Цыгане, Карлеут и моя мама
Район Карлеут (Керлеут). Я до сих пор не знаю, как правильно писать это слово и почему он так называется. Но это район школы №7, в которой директором работала моя мама. И в этой школе учились цыгане (в моём детстве обозначать людей по национальности или цвету кожи было принято, поэтому ромов называли цыганами, а людей с тёмным цветом кожи — неграми, не вкладывая в это никакого особого смысла). Много цыган. Именно поэтому я не боялась их с самого детства и меня нельзя было напугать фразой «тебя цыгане заберут, если будешь плохо себя вести или не будешь кушать суп». Чего бояться, если у тебя мама директор школы, в которой учатся все цыгане Джанкоя. А если не учатся, то к ним домой в самое неудобное для них время моя мама могла нагрянуть с проверкой, устроить «разгон» и потребовать завтра же отправить ребёнка в школу. В Советском Союзе не учиться в школе было нельзя. Всеобуч. У мамы учились все. Даже цыгане, которые не понимали, зачем их детям это нужно. Но учились, заканчивали школу, а некоторые даже техникумы и институты.
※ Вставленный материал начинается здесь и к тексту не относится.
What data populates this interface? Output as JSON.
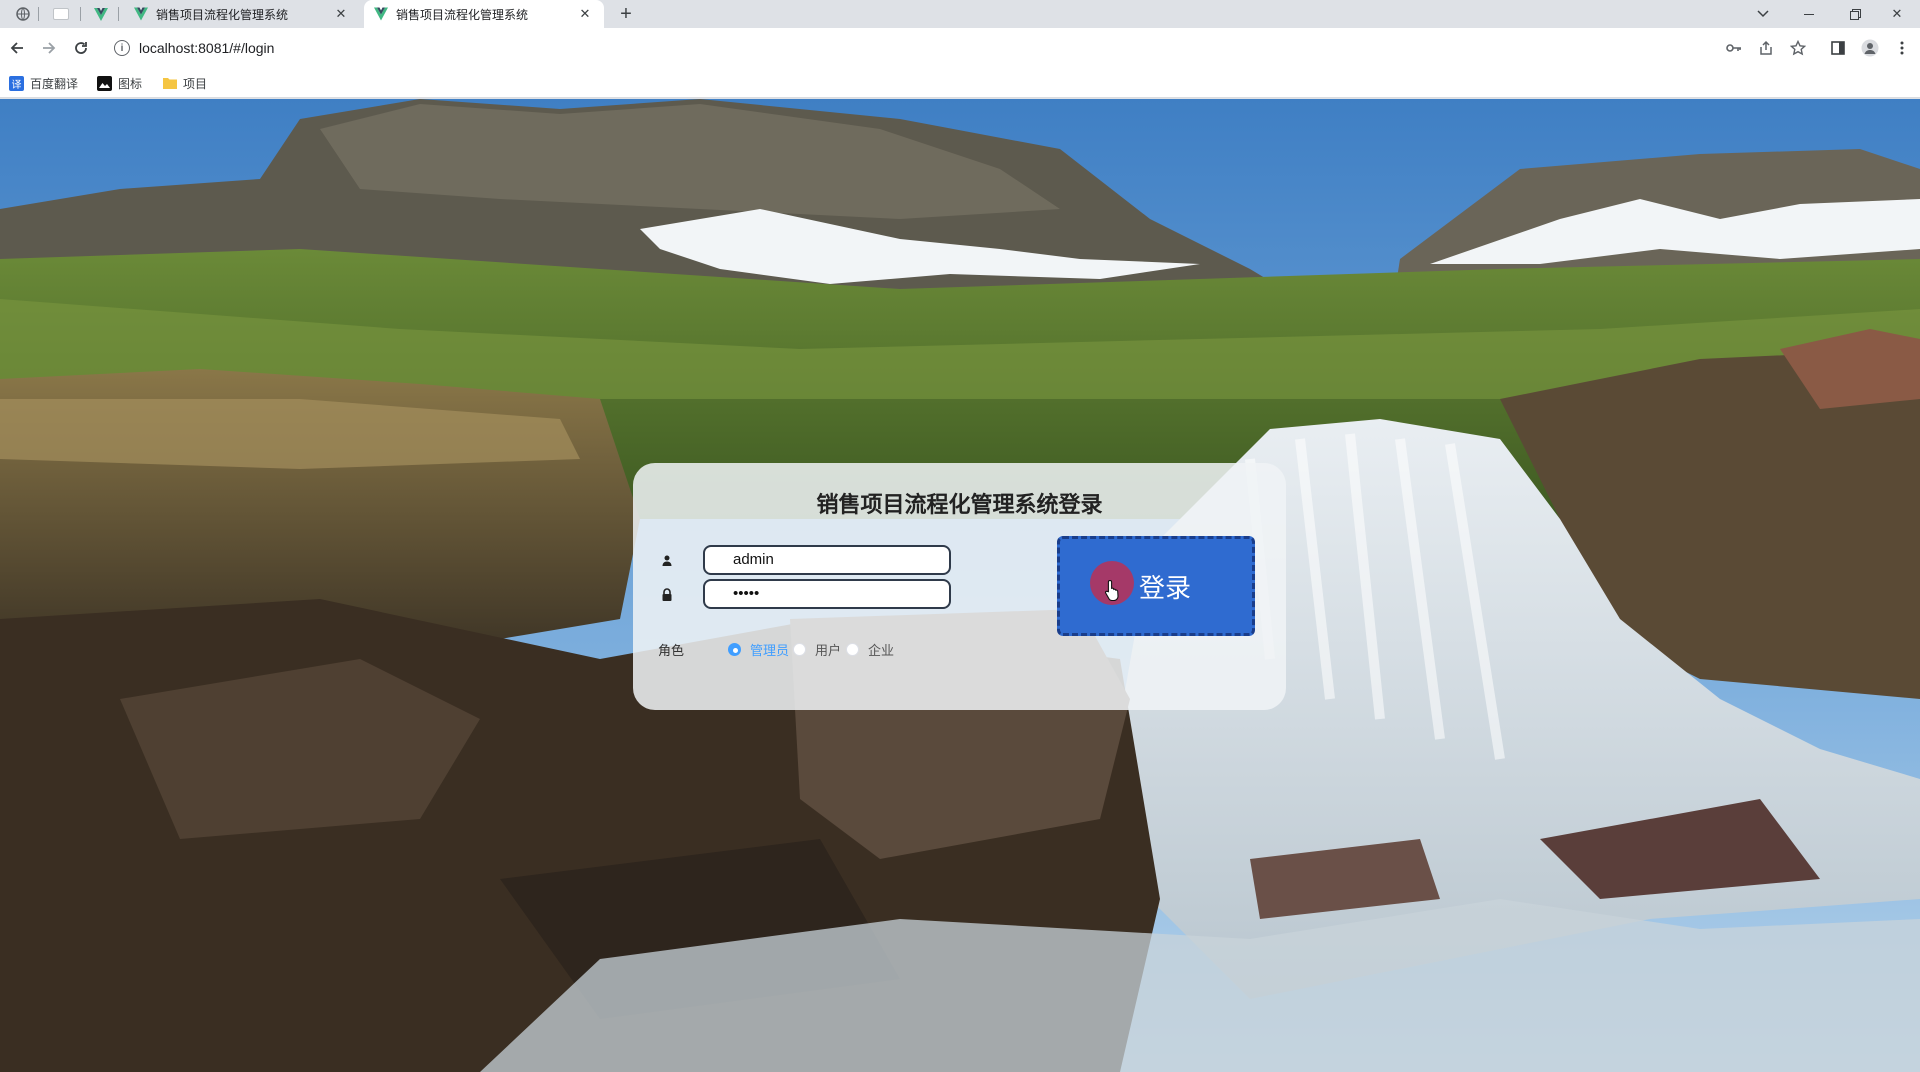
{
  "browser": {
    "tabs": [
      {
        "title": "销售项目流程化管理系统",
        "active": false
      },
      {
        "title": "销售项目流程化管理系统",
        "active": true
      }
    ],
    "new_tab_icon": "plus-icon",
    "address": {
      "url": "localhost:8081/#/login"
    },
    "bookmarks": [
      {
        "label": "百度翻译",
        "icon": "translate-icon"
      },
      {
        "label": "图标",
        "icon": "image-icon"
      },
      {
        "label": "项目",
        "icon": "folder-icon"
      }
    ]
  },
  "login": {
    "title": "销售项目流程化管理系统登录",
    "username": "admin",
    "password": "•••••",
    "role_label": "角色",
    "roles": [
      {
        "label": "管理员",
        "checked": true
      },
      {
        "label": "用户",
        "checked": false
      },
      {
        "label": "企业",
        "checked": false
      }
    ],
    "submit_label": "登录",
    "accent": "#409eff",
    "button_color": "#2f6bd0"
  }
}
Уже много лет моя мама на пенсии и не работает в школе, но до сих пор с ней невозможно ходить по улицам, особенно сложно появляться на рынке. Все цыгане обязательно встречают её громкими возгласами, обращая внимание окружающих: «Посмотрите, это моя любимая директор школы, та самая, что заставляла меня учиться! Спасибо, родная, я же благодаря тебе человеком стал, хочу хоть что-то подарить, выбирай что хочешь!»
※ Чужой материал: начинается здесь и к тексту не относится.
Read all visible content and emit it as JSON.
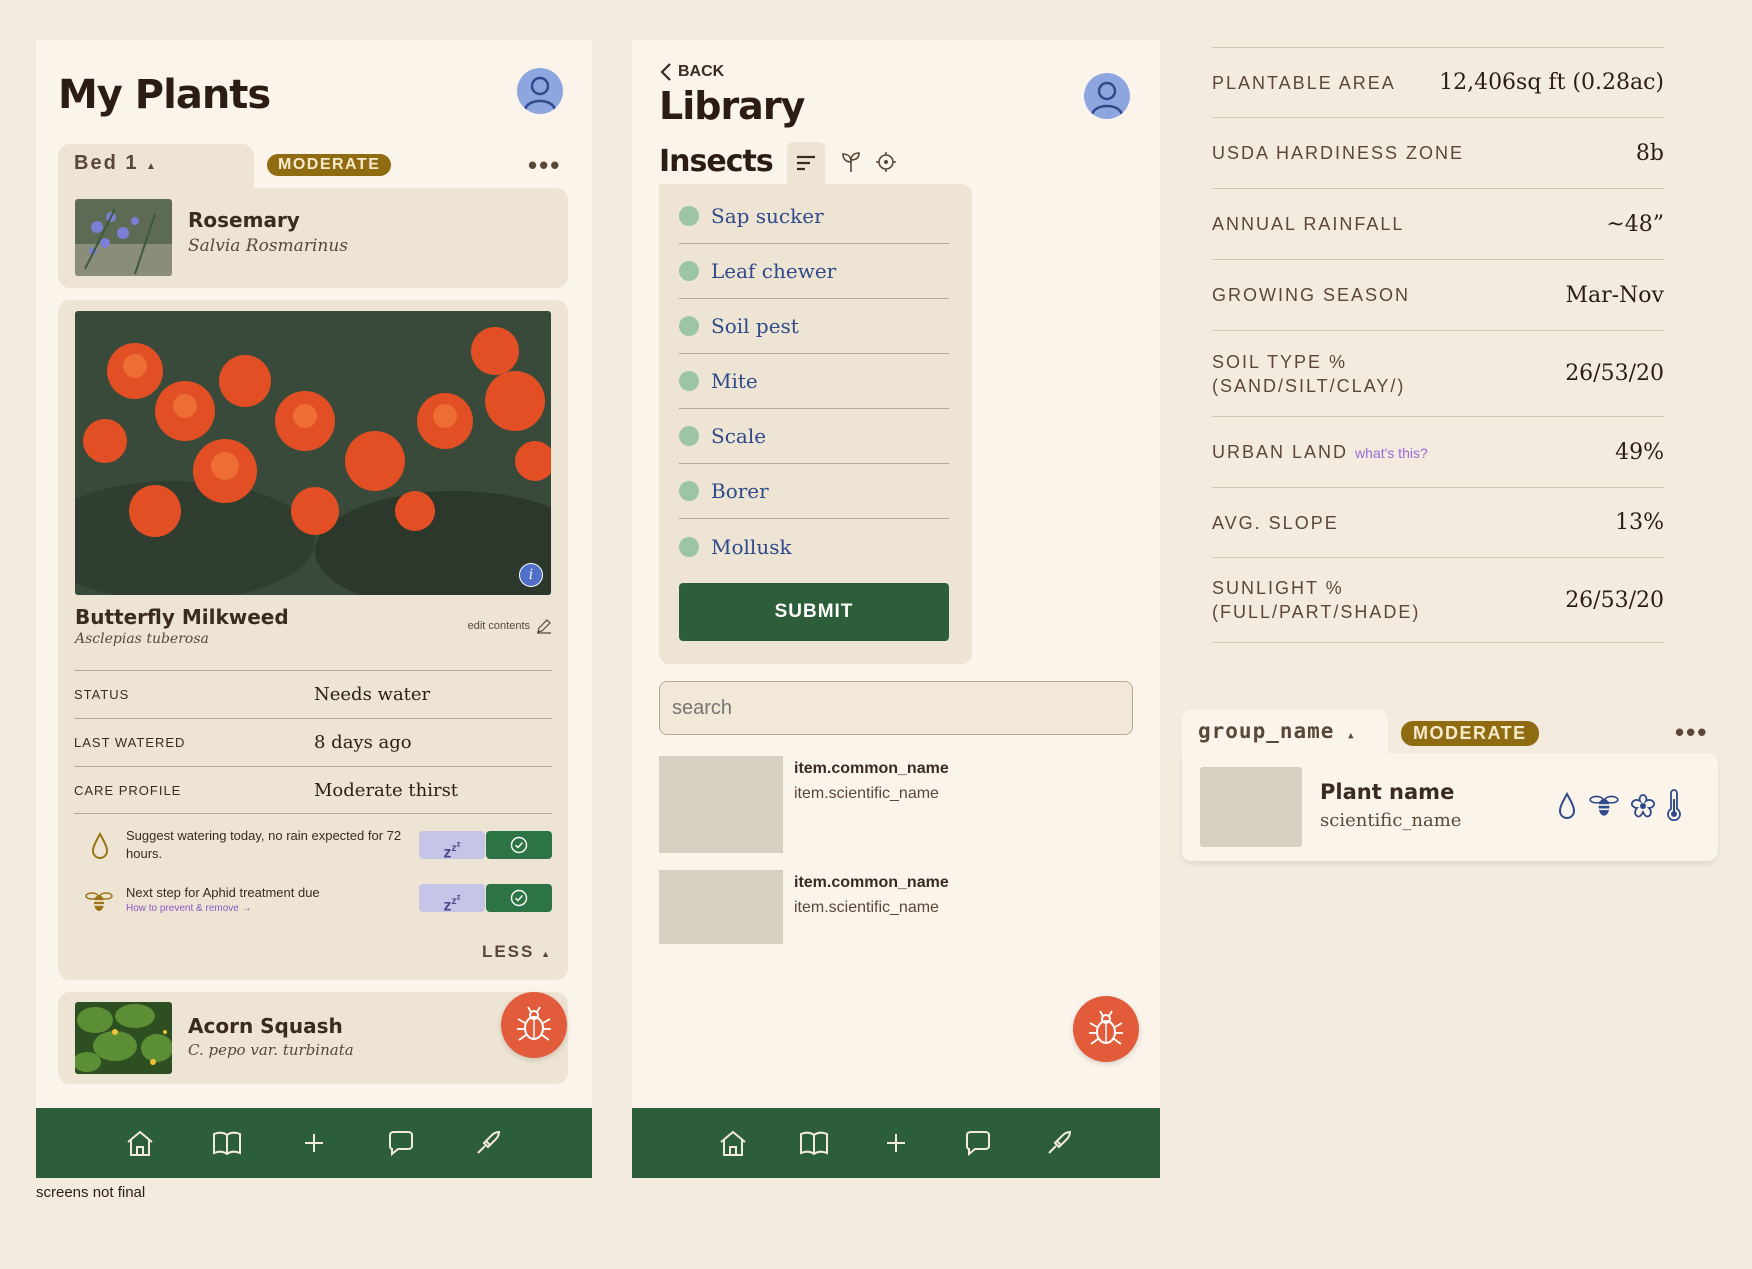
{
  "screen1": {
    "title": "My Plants",
    "bed_tab": "Bed 1",
    "badge": "MODERATE",
    "rosemary": {
      "name": "Rosemary",
      "scientific": "Salvia Rosmarinus"
    },
    "featured": {
      "name": "Butterfly Milkweed",
      "scientific": "Asclepias tuberosa",
      "edit": "edit contents",
      "rows": [
        {
          "label": "STATUS",
          "value": "Needs water"
        },
        {
          "label": "LAST WATERED",
          "value": "8 days ago"
        },
        {
          "label": "CARE PROFILE",
          "value": "Moderate thirst"
        }
      ],
      "task1": "Suggest watering today, no rain expected for 72 hours.",
      "task2": "Next step for Aphid treatment due",
      "task2_link": "How to prevent & remove →",
      "less": "LESS"
    },
    "acorn": {
      "name": "Acorn Squash",
      "scientific": "C. pepo var. turbinata"
    }
  },
  "screen2": {
    "back": "BACK",
    "title": "Library",
    "section": "Insects",
    "insects": [
      "Sap sucker",
      "Leaf chewer",
      "Soil pest",
      "Mite",
      "Scale",
      "Borer",
      "Mollusk"
    ],
    "submit": "SUBMIT",
    "search_placeholder": "search",
    "items": [
      {
        "common": "item.common_name",
        "scientific": "item.scientific_name"
      },
      {
        "common": "item.common_name",
        "scientific": "item.scientific_name"
      }
    ]
  },
  "screen3": {
    "properties": [
      {
        "label": "PLANTABLE AREA",
        "value": "12,406sq ft (0.28ac)"
      },
      {
        "label": "USDA HARDINESS ZONE",
        "value": "8b"
      },
      {
        "label": "ANNUAL RAINFALL",
        "value": "~48”"
      },
      {
        "label": "GROWING SEASON",
        "value": "Mar-Nov"
      },
      {
        "label": "SOIL TYPE %",
        "label2": "(SAND/SILT/CLAY/)",
        "value": "26/53/20"
      },
      {
        "label": "URBAN LAND",
        "link": "what's this?",
        "value": "49%"
      },
      {
        "label": "AVG. SLOPE",
        "value": "13%"
      },
      {
        "label": "SUNLIGHT %",
        "label2": "(FULL/PART/SHADE)",
        "value": "26/53/20"
      }
    ],
    "group_name": "group_name",
    "badge": "MODERATE",
    "plant_name": "Plant name",
    "scientific_name": "scientific_name"
  },
  "footnote": "screens not final",
  "colors": {
    "nav_green": "#2d5e3a",
    "badge_gold": "#8f6b12",
    "fab_orange": "#e25c3b",
    "avatar_blue": "#8ea6e0"
  },
  "icons": [
    "home-icon",
    "book-icon",
    "plus-icon",
    "chat-icon",
    "trowel-icon",
    "bug-icon",
    "water-drop-icon",
    "bee-icon",
    "flower-icon",
    "thermometer-icon",
    "filter-icon",
    "sprout-icon",
    "target-icon",
    "chevron-left-icon",
    "edit-icon",
    "info-icon",
    "check-icon",
    "user-icon"
  ]
}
Мама всегда стесняется, подарки не берёт, но приходит домой счастливая, потому что жизнь прожита не зря. Её любят и уважают в этом городе. Особенно цыгане.
«Сигарета, сигарета…»
или рассказ о музыкальном репертуаре инструментального ансамбля в ресторане «Джанкой»
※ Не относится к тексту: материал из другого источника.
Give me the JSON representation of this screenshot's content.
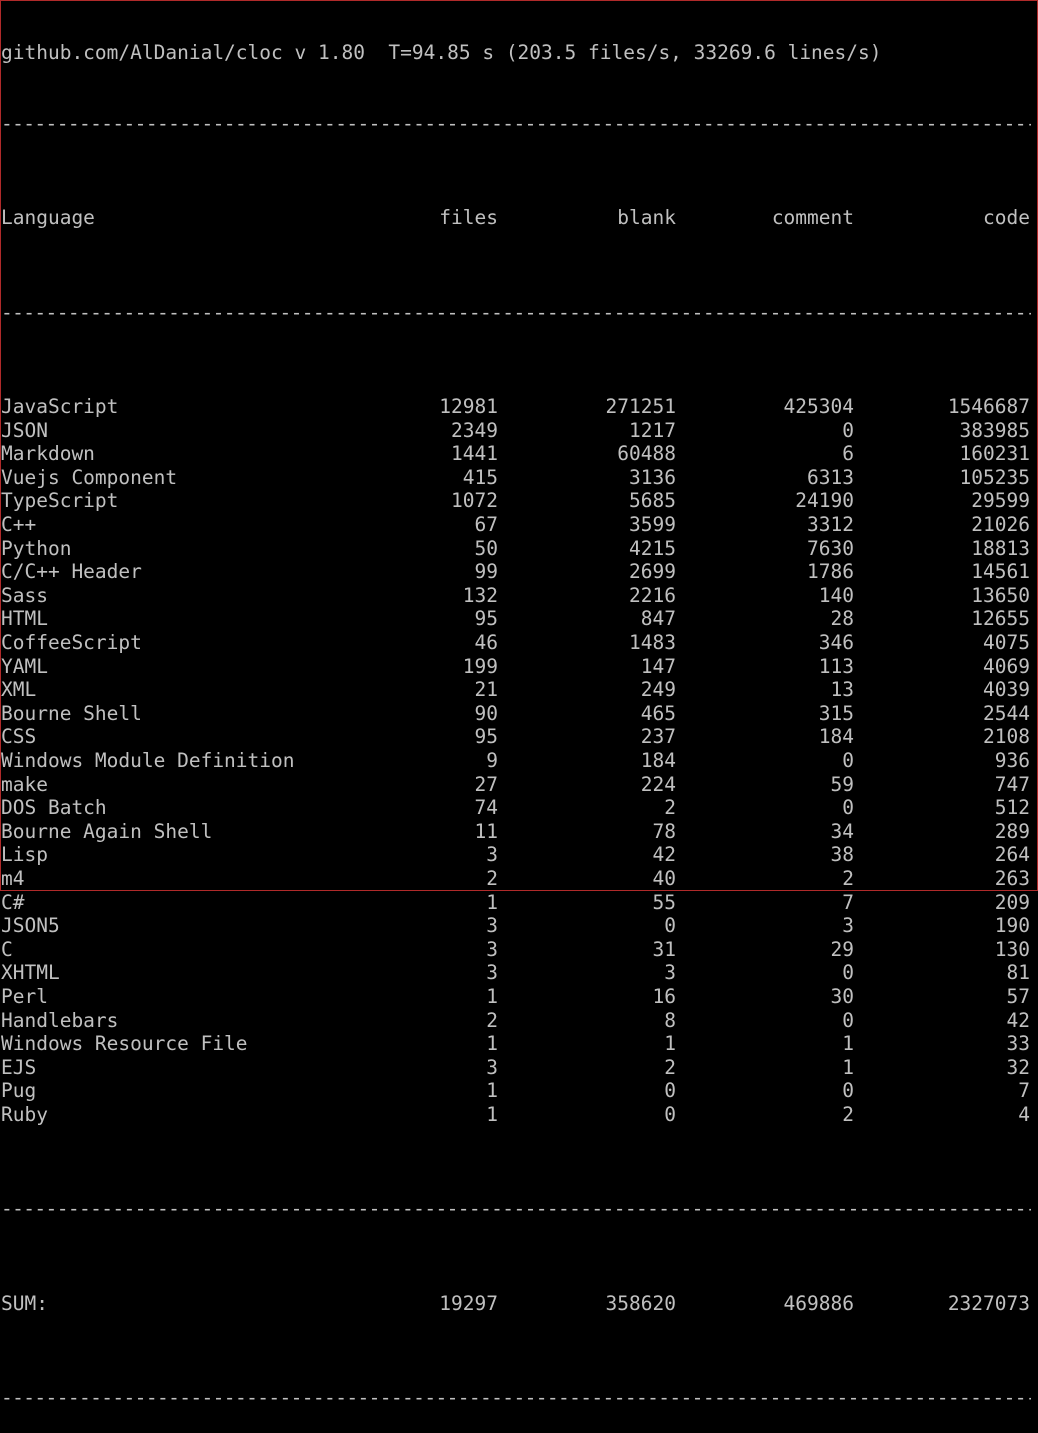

— О чём поют члены ансамбля в ресторане? Кто автор произведений?

— Наша программа утверждена старшим инструктором горисполкома Угаровой, — оправдывались музыканты.

— А сама Елена Романовна слушала когда-нибудь вашу концертную программу?

Ребята такого момента не припомнили. Ресторан посещает в основном молодёжь. И этой аудитории предлагаются подчас безыдейные и эстетически несостоятельные произведения.

Газета «Заря коммунизма», 31 августа 1983 года
Абрикосы, вишни и интернациональный Ленин с Розой Люксембург
— И это вы называете абрикосами! Вы серьёзно?

На рынке в Киеве тётя необъятных размеров продаёт мелкие абрикосы размером с вишню, на которые в Джанкое никто не обращает внимания, даже не пытаясь их попробовать. Летом в городе наступает рай. Абрикосы осыпаются, и асфальт под деревьями всегда оранжевого цвета из-за раздавленных ягод. Осыпающиеся абрикосы и шелковица — кому они нужны. Только тем, кто понятия не имеет, что абрикосы и персики бывают другими. Вишни, шелковица и айва растут прямо на улицах. Как будто это клёны, липы или каштаны. Во дворах частных домов полно крупных персиков, элитных абрикосов и огромной черешни. Всё это выращивают с особой аккуратностью, а потом отвозят на Южное побережье Крыма для продажи отдыхающим.

Однажды моя одноклассница Танька уехала с родителями на пять лет в Читинскую область, на новое место службы её папы. Так вот первое, что они сделали, прилетев летом в отпуск в Джанкой, это купили прямо на вокзале ведро мелких абрикосов и ели их немытыми по дороге домой с такой жадностью, будто их год не кормили. А их и не кормили. Танька писала мне тогда в письмах, что в Читинской области продаются только пластмассовые яблоки в магазинах и она очень скучает по джанкойским фруктам и ягодам.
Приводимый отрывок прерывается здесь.